First, I think iwfal overstates the “noise cleanup” thesis, especially in a trial with as many as 500 patients.
Maybe. I haven't done all the parametric analysis (got it all set up, but got distracted before I finished debug). But common sense says you are wrong. Noise is noise. Slicing the noise in half should always have a large effect on p value. Exactly how much? I'd guess if you have 2 covariates that have an HR greater than or equal to the HR you are trying to measure you get >2x improvement in p value. And that factor grows substantially as the covariates HR grows.
But, again, I didn't finish the analysis, so this is somewhat speculation based on some early calculations and analogy with the Chi Square example:
Imagine you have a PAD trial. 100 patients in each arm and at the time of measurement 40 had improved in the treated arm, but 30 had improved in the placebo arm (strong placebo response as usual in PAD). Chi Square p value of 0.138. Now regression fixes the numbers and makes it 20 improved in treated arm and 10 in placebo arm. P value improves to 0.048. A factor of 2.9. According to Dew this factor should get smaller when the trial size is increased. It does not. In fact it gets bigger. I.e with the same response rates in trial with 300 patients in each arm the uncorrected p value is 0.01 and the corrected p value is 0.006 or a factor of 17.
Second, picking achievable endpoints and analyses is as much a part of the negotiation process with the FDA as is setting the trial size, eligibility requirements, and so forth. Companies don’t get extra p-value for picking dumb endpoints, and they don’t forfeit p-value for picking smart ones.
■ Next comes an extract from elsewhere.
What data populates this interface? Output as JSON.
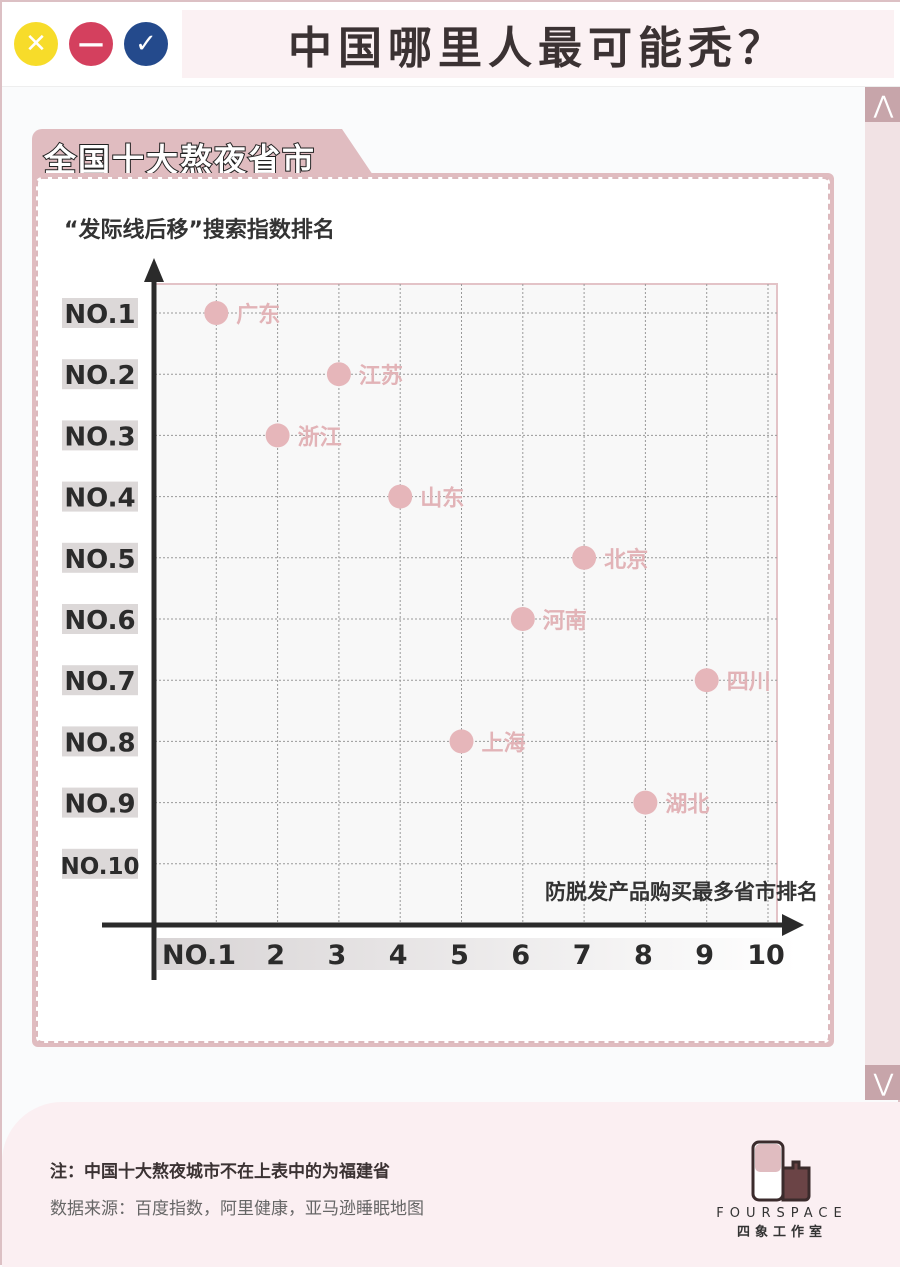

I agree this seems most likely. If the analysis they are doing is not a data mining exercise. I.e. if they picked 3 (or 5) covariates that are highly acknowledged predictors of outcome and state that they will correct for all of them in a one pass multivariate Regression (i.e. as they did in 9902a). This is born out looking at Regressions accepted by the FDA in the past. No penalty was assessed. OTOH if they do the same data mining type Cox Regression that they did in 9901 (starting with 20 covariates, find which matter, and then doing the Regression) it seems much more likely that they would pay some kind of penalty. But not clear how that would be sized.
Despite their PR I think it unlikely that they will be doing what they did in 9901. It would be a huge change in policy for the FDA. I suspect that, at best, they get to do what they did for 9902a - correct for 5 (probably fewer since I've never seen an approved Cox Regression with more than 3) prespecified covariates.